Along the way, you may stop at some sights, such as historic plantations, churches or abandoned factories that have long been taken back by nature. Of course, whenever there is wildlife to be seen, your guide will spot them for you and park the car so you can take some pictures.
Your first stop of the day is close to the coast at a local fishermen’s village. You are greeted by one of the fishermen who tells you about their small business; how they make the nets and boats, what species of fish they catch and the history of the fishing village. Of course you will visit the smoke house and will get to taste some of the best smoked fish you will ever have. Visiting the local market you and your guide will pick up all that you need for your lunch later, which of course will include some fresh fish.
Nature in, garbage out
You then travel to the beach and meet up with a group of local volunteers. After the introductions, the project leader will tell you why they started doing these clean up days, how to do them properly and why protecting Suriname’s beaches is so important. You are handed your ‘protector of the beach’ gear and together with the rest of the group, you will clean the beach of any and all trash that you come across. During cleaning there is plenty of opportunity to get to know the local volunteers and learn about their everyday life’s in Suriname.

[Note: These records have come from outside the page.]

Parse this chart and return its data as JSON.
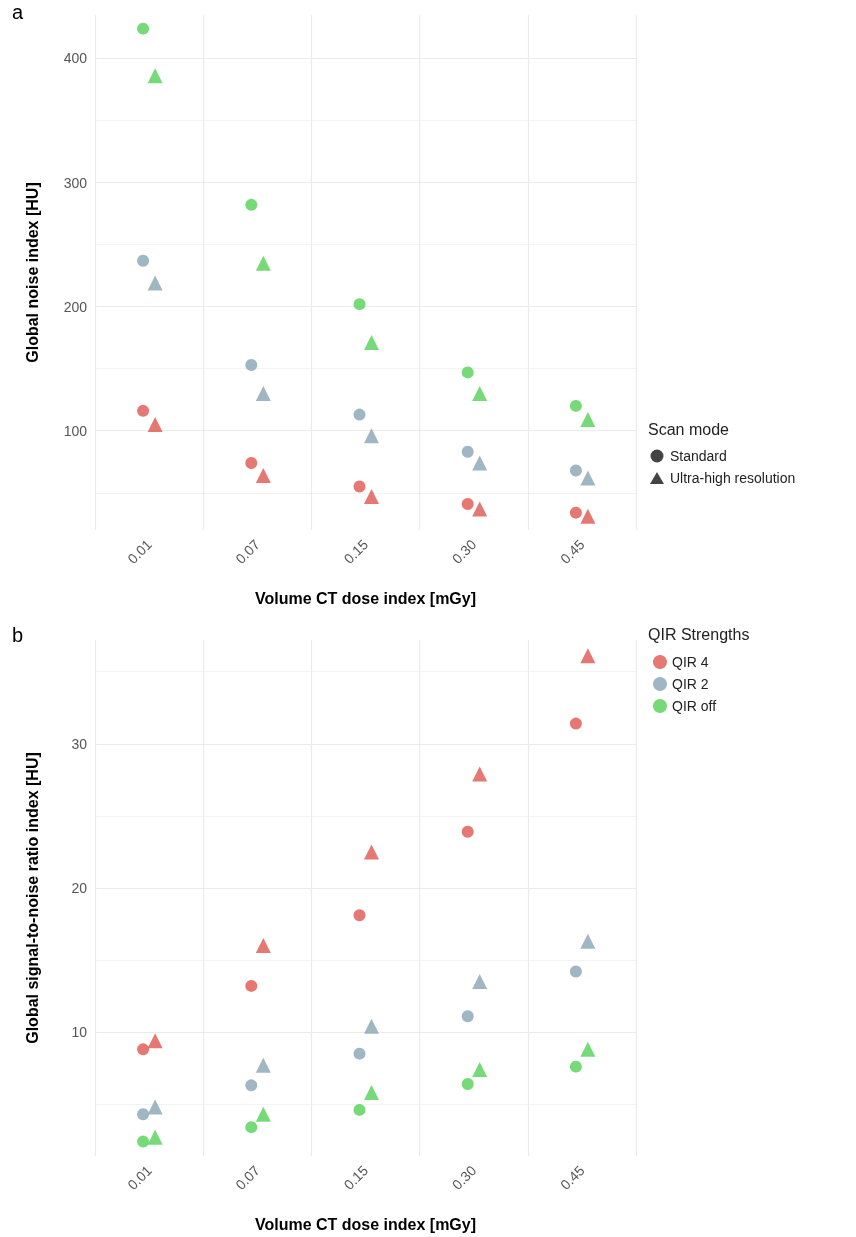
{
  "chart_data": [
    {
      "type": "scatter",
      "xlabel": "Volume CT dose index [mGy]",
      "ylabel": "Global noise index [HU]",
      "annotations": [
        "a"
      ],
      "legend_title": "Scan mode",
      "legend": "bottom right",
      "grid": true,
      "categories": [
        "0.01",
        "0.07",
        "0.15",
        "0.30",
        "0.45"
      ],
      "ylim": [
        20,
        435
      ],
      "yticks": [
        100,
        200,
        300,
        400
      ],
      "series": [
        {
          "name": "Standard",
          "marker": "circle",
          "x": [
            "0.01",
            "0.07",
            "0.15",
            "0.30",
            "0.45",
            "0.01",
            "0.07",
            "0.15",
            "0.30",
            "0.45",
            "0.01",
            "0.07",
            "0.15",
            "0.30",
            "0.45"
          ],
          "values": [
            116,
            74,
            55,
            41,
            34,
            237,
            153,
            113,
            83,
            68,
            424,
            282,
            202,
            147,
            120
          ],
          "colors": [
            "#e0605a",
            "#e0605a",
            "#e0605a",
            "#e0605a",
            "#e0605a",
            "#8fa9b8",
            "#8fa9b8",
            "#8fa9b8",
            "#8fa9b8",
            "#8fa9b8",
            "#5dd45f",
            "#5dd45f",
            "#5dd45f",
            "#5dd45f",
            "#5dd45f"
          ]
        },
        {
          "name": "Ultra-high resolution",
          "marker": "triangle",
          "x": [
            "0.01",
            "0.07",
            "0.15",
            "0.30",
            "0.45",
            "0.01",
            "0.07",
            "0.15",
            "0.30",
            "0.45",
            "0.01",
            "0.07",
            "0.15",
            "0.30",
            "0.45"
          ],
          "values": [
            105,
            64,
            47,
            37,
            31,
            219,
            130,
            96,
            74,
            62,
            386,
            235,
            171,
            130,
            109
          ],
          "colors": [
            "#e0605a",
            "#e0605a",
            "#e0605a",
            "#e0605a",
            "#e0605a",
            "#8fa9b8",
            "#8fa9b8",
            "#8fa9b8",
            "#8fa9b8",
            "#8fa9b8",
            "#5dd45f",
            "#5dd45f",
            "#5dd45f",
            "#5dd45f",
            "#5dd45f"
          ]
        }
      ]
    },
    {
      "type": "scatter",
      "xlabel": "Volume CT dose index [mGy]",
      "ylabel": "Global signal-to-noise ratio index [HU]",
      "annotations": [
        "b"
      ],
      "legend_title": "QIR Strengths",
      "legend": "top right",
      "grid": true,
      "categories": [
        "0.01",
        "0.07",
        "0.15",
        "0.30",
        "0.45"
      ],
      "ylim": [
        1.4,
        37.2
      ],
      "yticks": [
        10,
        20,
        30
      ],
      "series": [
        {
          "name": "QIR 4",
          "marker": "circle",
          "color": "#e0605a",
          "values": [
            8.8,
            13.2,
            18.1,
            23.9,
            31.4
          ]
        },
        {
          "marker": "triangle",
          "color": "#e0605a",
          "values": [
            9.4,
            16.0,
            22.5,
            27.9,
            36.1
          ]
        },
        {
          "name": "QIR 2",
          "marker": "circle",
          "color": "#8fa9b8",
          "values": [
            4.3,
            6.3,
            8.5,
            11.1,
            14.2
          ]
        },
        {
          "marker": "triangle",
          "color": "#8fa9b8",
          "values": [
            4.8,
            7.7,
            10.4,
            13.5,
            16.3
          ]
        },
        {
          "name": "QIR off",
          "marker": "circle",
          "color": "#5dd45f",
          "values": [
            2.4,
            3.4,
            4.6,
            6.4,
            7.6
          ]
        },
        {
          "marker": "triangle",
          "color": "#5dd45f",
          "values": [
            2.7,
            4.3,
            5.8,
            7.4,
            8.8
          ]
        }
      ]
    }
  ]
}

After working hard for a few hours and filling many trash bags, it is time for some good food, called njan in Surinamese. While the other volunteers keep on cleaning for a bit, you are greeted by a local cook who will teach you how to prepare a Surinamese fish lunch using the ingredients you have bought this morning. If possible, this will be a BBQ lunch. Your traditional lunch will be enjoyed with the whole group and for sure there will be lots of talk about all the different foods in the Surinamese cuisine. So get the best tips for where to eat during the rest of your stay during this lunch!
Keeping history alive
On our way back to the city, there is one more stop to make. Depending on the exact location of the beach cleaning, this will be a specific local heritage site such as a church or a plantation that is in need of restoration. The keeper shows you around and tell you all about its history. Grabbing some equipment, you set out to do so some light restoration work, for instance painting, tending to the gardens, helping to put up fences or signs…whatever is most needed at that time. Joined by your guide and some local villagers, the job that couldn’t be done without you, is now done with ease and in good company.